The ongoing development of those techniques opened the door to the brisk competition for the silver medal – second-worst court decision.  I’ll offer thoughts in a later post on how that competition shapes up on this observer’s scorecard.

 

 

[1] The Scotts also had two boys who died in infancy and another daughter, who survived.

[2] Irene lived to 1903.

[3] Kindle location 705.

[4] They were right.  At the end of his opinion in the Dred Scott case, the Chief Justice indicated in dictum that an appeal would have been an automatic loss for the petitioners because of the authority of the Strader case.

[5] The case is captioned Scott v. Sandford.  The superfluous “d” in Mr. Sanford’s name attached itself to the case through a clerical error and has remained there ever since.

[6] Mr. Chaffee is a likely suspect in an anti-slavery conspiracy that didn’t work out.  When the Supreme Court decision was announced, and a local reporter in Springfield, Massachusetts recognized that Chaffee was the brother-in-law of the respondent, Chaffee stated that he himself had not heard of the case until February 1857. His connection to the case embarrassed him.  He did not run for re-election.

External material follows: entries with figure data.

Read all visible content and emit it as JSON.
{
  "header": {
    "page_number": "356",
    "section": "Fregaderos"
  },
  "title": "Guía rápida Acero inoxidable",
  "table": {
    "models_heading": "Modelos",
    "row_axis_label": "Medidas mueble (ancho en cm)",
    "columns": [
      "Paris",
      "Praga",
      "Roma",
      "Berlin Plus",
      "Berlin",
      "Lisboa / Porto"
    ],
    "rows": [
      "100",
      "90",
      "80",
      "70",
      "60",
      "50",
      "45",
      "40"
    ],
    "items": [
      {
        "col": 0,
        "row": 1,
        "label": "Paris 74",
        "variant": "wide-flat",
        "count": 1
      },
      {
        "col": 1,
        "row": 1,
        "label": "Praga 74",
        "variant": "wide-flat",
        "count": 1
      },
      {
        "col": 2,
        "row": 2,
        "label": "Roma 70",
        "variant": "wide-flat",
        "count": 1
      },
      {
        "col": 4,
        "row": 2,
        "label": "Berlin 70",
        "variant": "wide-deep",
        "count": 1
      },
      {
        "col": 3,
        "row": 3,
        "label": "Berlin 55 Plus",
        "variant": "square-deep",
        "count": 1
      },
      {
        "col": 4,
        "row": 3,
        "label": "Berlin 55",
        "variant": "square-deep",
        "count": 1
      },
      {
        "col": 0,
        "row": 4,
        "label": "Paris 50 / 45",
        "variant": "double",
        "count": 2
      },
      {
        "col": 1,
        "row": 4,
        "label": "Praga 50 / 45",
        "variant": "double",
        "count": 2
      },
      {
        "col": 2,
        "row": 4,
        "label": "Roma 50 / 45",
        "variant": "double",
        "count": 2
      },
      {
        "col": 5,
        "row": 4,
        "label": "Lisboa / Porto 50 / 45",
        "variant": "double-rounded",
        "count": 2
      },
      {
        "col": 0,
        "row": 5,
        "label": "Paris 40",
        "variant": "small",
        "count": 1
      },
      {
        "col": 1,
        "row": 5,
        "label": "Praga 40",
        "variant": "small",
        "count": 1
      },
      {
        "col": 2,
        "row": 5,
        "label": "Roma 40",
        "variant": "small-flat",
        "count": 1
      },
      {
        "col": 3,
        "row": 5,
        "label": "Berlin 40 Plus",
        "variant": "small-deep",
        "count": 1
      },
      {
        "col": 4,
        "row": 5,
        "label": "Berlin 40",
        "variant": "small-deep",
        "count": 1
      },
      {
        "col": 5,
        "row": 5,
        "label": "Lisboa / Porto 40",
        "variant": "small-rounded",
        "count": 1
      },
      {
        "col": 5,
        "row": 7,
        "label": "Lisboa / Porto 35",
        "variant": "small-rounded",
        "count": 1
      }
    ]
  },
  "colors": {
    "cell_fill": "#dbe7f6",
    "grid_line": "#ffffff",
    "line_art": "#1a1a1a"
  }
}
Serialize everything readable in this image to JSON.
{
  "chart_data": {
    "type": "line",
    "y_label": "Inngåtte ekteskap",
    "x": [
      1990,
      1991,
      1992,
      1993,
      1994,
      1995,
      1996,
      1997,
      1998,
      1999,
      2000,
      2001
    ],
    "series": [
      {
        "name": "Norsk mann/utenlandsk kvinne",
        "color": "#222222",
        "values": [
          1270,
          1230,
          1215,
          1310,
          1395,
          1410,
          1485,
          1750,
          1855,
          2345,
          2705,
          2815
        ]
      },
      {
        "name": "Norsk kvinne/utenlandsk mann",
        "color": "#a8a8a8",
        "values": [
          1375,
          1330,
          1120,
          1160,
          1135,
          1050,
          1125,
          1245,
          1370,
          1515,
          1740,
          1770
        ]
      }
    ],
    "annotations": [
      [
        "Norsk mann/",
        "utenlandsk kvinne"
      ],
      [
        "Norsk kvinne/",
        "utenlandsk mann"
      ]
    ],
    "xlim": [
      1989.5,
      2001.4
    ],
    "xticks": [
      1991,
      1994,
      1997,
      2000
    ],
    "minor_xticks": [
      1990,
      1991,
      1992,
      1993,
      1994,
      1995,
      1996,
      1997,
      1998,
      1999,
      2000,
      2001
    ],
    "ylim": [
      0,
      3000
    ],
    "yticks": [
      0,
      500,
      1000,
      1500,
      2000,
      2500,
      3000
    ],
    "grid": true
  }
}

[7] We live in a time when a charge of racism can be laid with a straight face against a non-Mexican who wears a sombrero to a Mexican themed party.  Because the charge of racism retains its force, it is too easy for those who would appropriate its power to apply the term broadly and loosely.  I would give the word to the sombrero crowd if there were a usable substitute.  There isn’t, so I will use it here, but with the understanding that it is intended in its true, original sense of “a belief or doctrine that inherent differences among the various human racial groups determine cultural or individual achievement, usually involving the idea that one’s own race is superior and has the right to dominate others or that a particular racial group in inferior to the others”.

[8] I have noted before Abraham Lincoln’s observation that those who claimed slavery was a positive good did not want the good of it for themselves.

[9] Harry Jaffa, “A New Birth of Freedom”, p. 220.